Monday, April 9, 2018

Copacabana (1947), 7-

An agent has his only client pose as both a French chanteuse and Brazilian bombshell to fool a nightclub owner.
1h 32min | Comedy, Musical | 30 May 1947
Director: Alfred E. Green
Stars: Groucho Marx, Carmen Miranda, Steve Cochran, Gloria Jean.
Larry Ceballos ... choreographer


9 songs in the Soundtracks, 5 of them with CM singing, 4 with Andy Russell, only 1 with GJ, 2 for GM.

This is Groucho's first starring role without his brothers (he had a cameo in '36), and, per IMDb trivia, his first real-mustache role (it was always greasepaint before).

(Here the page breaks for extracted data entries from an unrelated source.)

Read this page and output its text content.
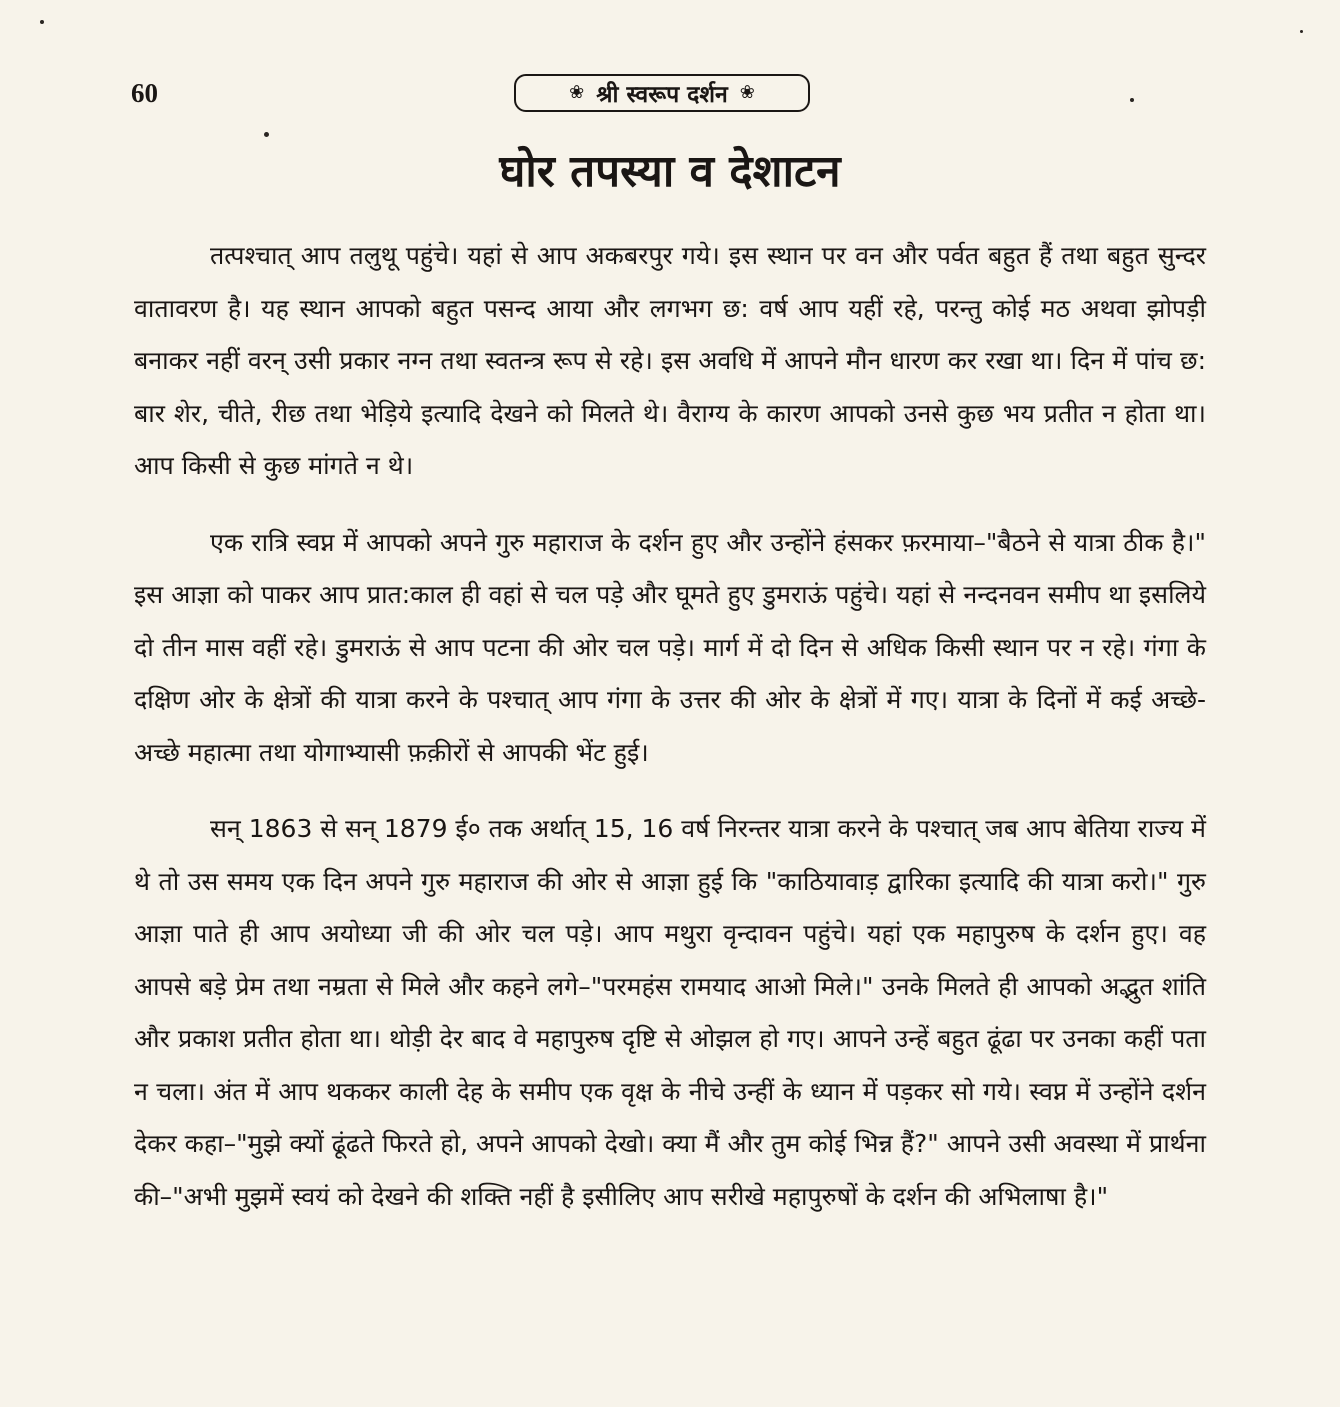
60	❀ श्री स्वरूप दर्शन ❀
घोर तपस्या व देशाटन

तत्पश्चात् आप तलुथू पहुंचे। यहां से आप अकबरपुर गये। इस स्थान पर वन और पर्वत बहुत हैं तथा बहुत सुन्दर वातावरण है। यह स्थान आपको बहुत पसन्द आया और लगभग छ: वर्ष आप यहीं रहे, परन्तु कोई मठ अथवा झोपड़ी बनाकर नहीं वरन् उसी प्रकार नग्न तथा स्वतन्त्र रूप से रहे। इस अवधि में आपने मौन धारण कर रखा था। दिन में पांच छ: बार शेर, चीते, रीछ तथा भेड़िये इत्यादि देखने को मिलते थे। वैराग्य के कारण आपको उनसे कुछ भय प्रतीत न होता था। आप किसी से कुछ मांगते न थे।

एक रात्रि स्वप्न में आपको अपने गुरु महाराज के दर्शन हुए और उन्होंने हंसकर फ़रमाया–"बैठने से यात्रा ठीक है।" इस आज्ञा को पाकर आप प्रात:काल ही वहां से चल पड़े और घूमते हुए डुमराऊं पहुंचे। यहां से नन्दनवन समीप था इसलिये दो तीन मास वहीं रहे। डुमराऊं से आप पटना की ओर चल पड़े। मार्ग में दो दिन से अधिक किसी स्थान पर न रहे। गंगा के दक्षिण ओर के क्षेत्रों की यात्रा करने के पश्चात् आप गंगा के उत्तर की ओर के क्षेत्रों में गए। यात्रा के दिनों में कई अच्छे-अच्छे महात्मा तथा योगाभ्यासी फ़क़ीरों से आपकी भेंट हुई।

सन् 1863 से सन् 1879 ई० तक अर्थात् 15, 16 वर्ष निरन्तर यात्रा करने के पश्चात् जब आप बेतिया राज्य में थे तो उस समय एक दिन अपने गुरु महाराज की ओर से आज्ञा हुई कि "काठियावाड़ द्वारिका इत्यादि की यात्रा करो।" गुरु आज्ञा पाते ही आप अयोध्या जी की ओर चल पड़े। आप मथुरा वृन्दावन पहुंचे। यहां एक महापुरुष के दर्शन हुए। वह आपसे बड़े प्रेम तथा नम्रता से मिले और कहने लगे–"परमहंस रामयाद आओ मिले।" उनके मिलते ही आपको अद्भुत शांति और प्रकाश प्रतीत होता था। थोड़ी देर बाद वे महापुरुष दृष्टि से ओझल हो गए। आपने उन्हें बहुत ढूंढा पर उनका कहीं पता न चला। अंत में आप थककर काली देह के समीप एक वृक्ष के नीचे उन्हीं के ध्यान में पड़कर सो गये। स्वप्न में उन्होंने दर्शन देकर कहा–"मुझे क्यों ढूंढते फिरते हो, अपने आपको देखो। क्या मैं और तुम कोई भिन्न हैं?" आपने उसी अवस्था में प्रार्थना की–"अभी मुझमें स्वयं को देखने की शक्ति नहीं है इसीलिए आप सरीखे महापुरुषों के दर्शन की अभिलाषा है।"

Groucho pairing with CM is interesting, because she is very good at holding our attention, so she fills the gap of missing Harpo+Chico in some ways. It's almost brave of GM to appear with her, because she's such a scene stealer. But even though I like her plenty, I don't get the same warm glow as I do when watching the brothers together. 

I bring the baggage of knowing how the real CM dies, so seeing her character work so hard playing 2 performers is distracting, distressing, not fun, wince-worthy. That's completely unfair, because no one involved with creating this film knows that. But it's just like when Harpo pulls up his sleeve to reveal a tattoo on his forearm in Duck Soup ('33), and my brain makes a Holocaust connection, but the Nazis didn't start that until years later. I can't really see these films as if they were freshly released.

I am very spoiled now, expecting color during big musical numbers. So I miss that here.

But this is a pleasant film. I'm wrestling with 6+ or 7-. I'm feeling generous.

This is the 500th music/al that I've watched in this quest, begun 16.Sep.2017.